We presented a system for an active and autonomous estimation of HRs using a PPGI mounted on a robotic device. Our proposed system makes it possible to measure HRs during daily life activities without space restrictions, and can be applied in various medical fields. For instance, it can be used for the early detection of heart rate variability-related diseases, such as asymptomatic atrial fibrillation (AF)⁴⁸, by actively monitoring HR variability. Regarding AF, some patients have no symptoms, a condition referred to as asymptomatic AF; these patients may present with devastating thromboembolic consequences or a tachycardia-mediated cardiomyopathy⁴⁹. If a robot can obtain remote HRs or HR variability from a person in daily life or a patient undergoing routine clinical procedure, it can identify undiagnosed AF patients and provide the information to that patient. In addition to AF, we believe that our R-AAH framework provides HR variability analysis without space constraints as the existing PPGI techniques have provided HR variability analysis^50,51,52,53. HR variability is universally accepted as a non-invasive marker of autonomic nervous system activity and can be related to stress and emotional reactions^54,55,56. Stress is associated with an increased risk of cardiovascular disease, and vagal tone is considered to be a possible determinant of the stress effects. Emotional response and physiological arousal are adjusted by the central autonomic network, which can be reflected by HR variability. However, in order to achieve such AF detection and HR variability analysis, we should consider the associated challenging issues to accurately perform peak detection from PPG signals with low SNRs. This study is the first step in realizing such active medical services.

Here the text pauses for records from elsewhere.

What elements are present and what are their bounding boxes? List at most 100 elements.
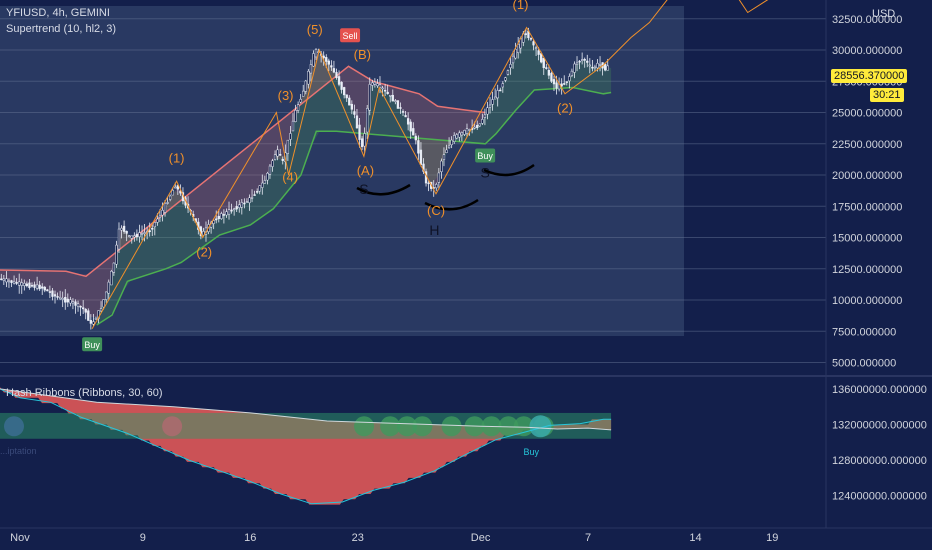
candle-up (481, 119, 484, 124)
ribbon-dot (4, 416, 24, 437)
time-axis-tick-label: 23 (352, 532, 364, 544)
candle-up (69, 299, 72, 304)
hash-ribbons-title: Hash Ribbons (Ribbons, 30, 60) (6, 387, 163, 399)
candle-down (414, 135, 417, 141)
candle-up (368, 84, 371, 111)
candle-down (0, 278, 3, 281)
time-axis-tick-label: 16 (244, 532, 256, 544)
wave-label: (1) (513, 0, 529, 12)
last-price-tag: 28556.370000 (831, 69, 908, 83)
ribbon-dot (354, 416, 375, 437)
candle-up (483, 114, 487, 118)
candle-up (501, 83, 504, 88)
candle-up (478, 123, 481, 127)
candle-up (35, 284, 39, 289)
candle-up (570, 70, 574, 76)
candle-down (215, 218, 218, 221)
wave-label: (2) (557, 101, 573, 116)
time-axis-tick-label: 14 (689, 532, 701, 544)
candle-down (345, 94, 348, 99)
candle-down (28, 282, 31, 288)
candle-up (171, 189, 174, 196)
candle-up (304, 80, 307, 92)
candle-up (153, 222, 156, 228)
candle-up (378, 84, 382, 88)
candle-down (358, 124, 361, 140)
candle-down (604, 63, 607, 71)
candle-up (506, 70, 510, 75)
price-axis-tick-label: 22500.000000 (832, 139, 902, 151)
supertrend-indicator-title: Supertrend (10, hl2, 3) (6, 23, 117, 35)
candle-up (534, 47, 538, 50)
pattern-label: S (480, 165, 489, 181)
candle-up (92, 321, 95, 325)
candle-up (156, 218, 159, 223)
candle-down (87, 310, 90, 321)
candle-up (248, 197, 251, 204)
elliott-wave-line (91, 0, 769, 330)
candle-down (51, 290, 54, 297)
wave-label: (B) (354, 47, 371, 62)
ribbon-faded-label: ...iptation (0, 446, 37, 456)
candle-down (537, 50, 540, 55)
candle-down (46, 289, 49, 292)
candle-up (202, 231, 205, 236)
candle-down (386, 91, 389, 95)
candle-up (58, 297, 62, 300)
candle-up (227, 209, 231, 215)
candle-down (417, 140, 420, 154)
candle-down (122, 225, 126, 232)
highlight-rectangle (0, 6, 684, 336)
ribbon-buy-label: Buy (523, 447, 539, 457)
candle-down (10, 280, 13, 283)
candle-down (560, 83, 563, 87)
candle-up (517, 43, 520, 53)
candle-up (20, 282, 23, 286)
signal-label: Buy (477, 151, 493, 161)
candle-down (499, 89, 502, 92)
supertrend-down-fill (0, 53, 486, 318)
candle-up (158, 215, 162, 218)
candle-up (504, 77, 507, 81)
candle-up (266, 173, 269, 181)
candle-down (253, 194, 256, 196)
candle-down (43, 286, 46, 291)
wave-label: (C) (427, 203, 445, 218)
candle-down (552, 79, 556, 85)
candle-up (232, 208, 236, 211)
candle-down (33, 284, 36, 288)
candle-down (325, 57, 328, 62)
candle-down (565, 81, 568, 83)
candle-up (212, 220, 215, 224)
ribbon-axis-tick-label: 136000000.000000 (832, 384, 927, 396)
candle-down (591, 66, 594, 69)
candle-up (312, 53, 315, 67)
price-axis-tick-label: 30000.000000 (832, 45, 902, 57)
buy-signal-marker (82, 337, 103, 352)
candle-down (230, 209, 233, 212)
candle-up (294, 110, 297, 122)
price-axis-tick-label: 5000.000000 (832, 358, 896, 370)
candle-up (220, 213, 223, 219)
wave-label: (2) (196, 244, 212, 259)
candle-up (593, 66, 597, 69)
candle-down (217, 215, 220, 220)
candle-down (404, 115, 407, 118)
candle-down (48, 291, 52, 293)
candle-up (120, 227, 123, 231)
candle-down (409, 121, 412, 132)
pattern-label: H (429, 222, 439, 238)
candle-down (555, 82, 558, 89)
candle-down (256, 191, 259, 193)
candle-down (348, 97, 351, 106)
candle-up (245, 201, 249, 203)
candle-up (473, 126, 476, 129)
candle-down (563, 83, 566, 85)
candle-up (140, 233, 144, 235)
candle-down (353, 111, 356, 115)
candle-down (406, 118, 410, 125)
candle-up (263, 180, 266, 184)
candle-up (463, 130, 466, 135)
candle-down (427, 182, 430, 185)
candle-up (7, 280, 11, 283)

To show that our R-AAH framework can be used in real public places, the robot was made to navigate a specific space while avoiding obstacles. In future work, a robot has to minimize irritability by measuring a person who is standing or sitting in public at a distance of a few meters from an immobile person. Such minimal irritability is an essential part of our R-AAH framework because some clients will certainly be irritated, maybe even scared by a robot coming into the patient rooms to measure their HRs. A recent study reported that some of elderly clients perceived the medical robot as nonsense or became irritated while most clients welcomed the robot with curiosity⁵⁷. When we apply our R-AAH framework to the actual medical field, the response level of the patients may differ from culture to culture, so various investigations should be preceded in the future.

Throughout this paper, we focused on evaluating the accuracy of the HR estimation, which is one of the most important issues for PPGI. In order for our proposed system to be applied to real-world situations, however, we should also consider more complex environments. We also investigated the performance of the proposed method when there were multiple subjects in the designated space. Similar to the previous simulation, two participants were closely positioned in an indoor environment, and the robot navigated the area with SLAM, searching for a human using face detection. If the two faces were simultaneously detected, the face images were recorded separately, and each facial skin area was extracted with the relative S value range. The CHROM method was then applied for PPG acquisition. Figure 8 shows a video frame from this experiment, where two faces were simultaneously detected, and an estimation of the HR value for each face was provided. The recorded video is available in the supplementary video files. The results show that our proposed system is able to estimate the HRs of multiple subjects at the same time.

The proposed algorithm, combined with the FSM framework, yields a PTOS of 276 ms, which is achievable in real-time. As summarized in Table 5, each PTOS was 243.3 ms for face detection, 30.6 ms for face skin extraction, 0.46 ms for PPG acquisition, 0.72 ms for HR estimation and 1.12 ms for FSM. However, the FSM framework discards some estimation results, which may prevent the acquisition of continuous HR-related physiological information, such as for HRV analysis or atrial fibrillation diagnosis. In future studies, we aim to further investigate how estimations can be improved, without any loss of HR information, even in the presence of fast head movements or under variable ambient light conditions. We have shown that simultaneous HR estimation from multiple subjects is possible. In future work, we aim to continue investigating dynamic issues, such as occlusion or ID assignment with tracking.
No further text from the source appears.